Évolution du marché : Marbre travertin albâtre (CN 680221) — 2015–2025
Introduction
Ce rapport analyse la dynamique commerciale de l'Union européenne pour les ouvrages en marbre, travertin et albâtre à surface simple (code combiné 680221) sur la période 2015–2025. Malgré un solde commercial structurellement excédentaire, la décennie révèle une transformation profonde : la hausse des prix à l'exportation, la recomposition des partenaires d'importation et une exposition croissante aux aléas externes soulèvent des questions sur la résilience et la compétitivité à long terme du secteur européen. L'analyse s'appuie exclusivement sur les données officielles du Trade Dashboard de l'UE.

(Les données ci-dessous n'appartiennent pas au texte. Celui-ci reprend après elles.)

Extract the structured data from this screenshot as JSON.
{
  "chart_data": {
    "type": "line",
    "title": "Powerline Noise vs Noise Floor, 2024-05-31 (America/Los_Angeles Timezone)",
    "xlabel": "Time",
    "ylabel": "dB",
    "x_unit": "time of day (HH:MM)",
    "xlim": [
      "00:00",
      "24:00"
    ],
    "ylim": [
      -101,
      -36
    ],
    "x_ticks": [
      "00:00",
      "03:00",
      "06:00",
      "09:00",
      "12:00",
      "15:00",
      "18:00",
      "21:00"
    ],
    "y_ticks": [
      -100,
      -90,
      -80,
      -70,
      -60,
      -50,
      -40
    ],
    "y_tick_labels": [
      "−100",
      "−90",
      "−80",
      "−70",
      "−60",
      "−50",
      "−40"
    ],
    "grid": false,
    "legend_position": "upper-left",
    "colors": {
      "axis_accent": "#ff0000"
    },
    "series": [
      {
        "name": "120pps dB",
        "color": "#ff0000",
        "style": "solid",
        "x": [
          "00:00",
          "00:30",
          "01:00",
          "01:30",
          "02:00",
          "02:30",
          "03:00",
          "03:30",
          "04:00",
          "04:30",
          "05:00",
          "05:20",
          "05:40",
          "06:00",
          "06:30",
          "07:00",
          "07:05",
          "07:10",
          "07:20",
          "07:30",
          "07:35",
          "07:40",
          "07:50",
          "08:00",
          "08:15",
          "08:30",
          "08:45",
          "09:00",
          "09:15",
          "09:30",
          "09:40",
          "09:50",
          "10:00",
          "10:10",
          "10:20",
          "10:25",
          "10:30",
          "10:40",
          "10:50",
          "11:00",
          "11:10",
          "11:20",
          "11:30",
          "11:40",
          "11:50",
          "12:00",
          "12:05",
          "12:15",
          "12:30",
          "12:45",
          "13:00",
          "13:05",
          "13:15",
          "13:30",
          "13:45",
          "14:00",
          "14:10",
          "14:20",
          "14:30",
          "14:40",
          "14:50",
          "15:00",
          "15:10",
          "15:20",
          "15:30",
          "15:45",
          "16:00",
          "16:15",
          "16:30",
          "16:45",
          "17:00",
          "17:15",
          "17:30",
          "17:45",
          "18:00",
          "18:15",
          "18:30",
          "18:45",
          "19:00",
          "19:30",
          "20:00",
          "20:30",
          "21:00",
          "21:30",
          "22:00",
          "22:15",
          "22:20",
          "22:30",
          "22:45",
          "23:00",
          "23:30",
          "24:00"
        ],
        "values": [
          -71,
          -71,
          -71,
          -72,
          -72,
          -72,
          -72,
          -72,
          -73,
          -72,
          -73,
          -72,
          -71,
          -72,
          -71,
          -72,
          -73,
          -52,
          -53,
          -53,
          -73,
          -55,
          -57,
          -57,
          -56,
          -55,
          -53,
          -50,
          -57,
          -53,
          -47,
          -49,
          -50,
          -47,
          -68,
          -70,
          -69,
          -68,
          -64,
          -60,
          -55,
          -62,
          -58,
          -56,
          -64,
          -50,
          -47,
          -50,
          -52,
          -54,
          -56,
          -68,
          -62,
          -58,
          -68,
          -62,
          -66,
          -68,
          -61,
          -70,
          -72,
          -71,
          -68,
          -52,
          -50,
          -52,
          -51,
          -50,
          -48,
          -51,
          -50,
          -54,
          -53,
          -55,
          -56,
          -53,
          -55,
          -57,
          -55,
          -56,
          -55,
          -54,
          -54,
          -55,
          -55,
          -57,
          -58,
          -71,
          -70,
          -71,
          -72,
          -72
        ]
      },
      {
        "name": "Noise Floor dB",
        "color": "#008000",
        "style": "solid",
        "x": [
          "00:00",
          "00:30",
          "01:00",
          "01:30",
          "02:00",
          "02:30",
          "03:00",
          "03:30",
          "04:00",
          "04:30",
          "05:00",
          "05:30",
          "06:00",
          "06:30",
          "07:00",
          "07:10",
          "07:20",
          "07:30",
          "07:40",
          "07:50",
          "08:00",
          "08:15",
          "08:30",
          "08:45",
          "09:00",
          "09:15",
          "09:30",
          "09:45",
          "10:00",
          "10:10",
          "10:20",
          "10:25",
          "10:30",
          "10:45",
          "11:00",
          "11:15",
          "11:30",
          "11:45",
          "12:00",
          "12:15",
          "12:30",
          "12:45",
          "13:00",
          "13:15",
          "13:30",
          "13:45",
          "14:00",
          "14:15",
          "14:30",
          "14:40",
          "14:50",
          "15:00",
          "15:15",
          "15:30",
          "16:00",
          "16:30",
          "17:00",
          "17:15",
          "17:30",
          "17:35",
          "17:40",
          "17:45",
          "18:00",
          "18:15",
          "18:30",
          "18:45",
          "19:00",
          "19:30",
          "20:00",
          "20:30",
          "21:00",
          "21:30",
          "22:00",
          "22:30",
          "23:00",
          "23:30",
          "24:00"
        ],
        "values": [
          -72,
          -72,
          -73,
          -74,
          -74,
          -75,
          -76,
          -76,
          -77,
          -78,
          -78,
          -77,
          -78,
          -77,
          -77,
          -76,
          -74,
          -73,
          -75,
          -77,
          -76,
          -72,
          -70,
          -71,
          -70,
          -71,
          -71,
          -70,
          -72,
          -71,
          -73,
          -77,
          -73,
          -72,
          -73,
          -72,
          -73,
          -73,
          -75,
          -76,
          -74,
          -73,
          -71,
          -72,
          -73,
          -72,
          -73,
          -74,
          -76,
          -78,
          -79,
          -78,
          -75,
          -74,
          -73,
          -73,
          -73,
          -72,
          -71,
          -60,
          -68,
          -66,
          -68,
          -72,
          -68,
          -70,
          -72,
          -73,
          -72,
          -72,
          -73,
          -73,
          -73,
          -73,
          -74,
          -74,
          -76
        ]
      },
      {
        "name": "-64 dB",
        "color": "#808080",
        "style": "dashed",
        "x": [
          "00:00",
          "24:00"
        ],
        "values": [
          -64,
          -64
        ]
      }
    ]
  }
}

Une augmentation de la valeur des échanges contraste avec une baisse des volumes physiques, révélant une forte pression sur les prix
La période 2015–2025 se caractérise par une divergence marquée entre la valeur et les volumes du commerce extérieur de l'UE.
La valeur des exportations a crû malgré une contraction des quantités
Les exportations de l'UE ont connu une hausse de leur valeur totale, passant de 387 millions d'euros à 438 millions d'euros (+13,1 %). Cependant, cette progression masque une réalité physique opposée : le tonnage exporté a chuté de 458 500 tonnes à 330 639 tonnes, soit une baisse de -27,9 % sur la période. Ce mouvement inverse indique une augmentation substantielle des prix moyens à l'exportation, qui sont passés de 845 €/t à 1 325 €/t (+56,8 %). Cette dynamique suggère une spécialisation vers des produits à plus haute valeur ajoutée ou une inflation des coûts de production.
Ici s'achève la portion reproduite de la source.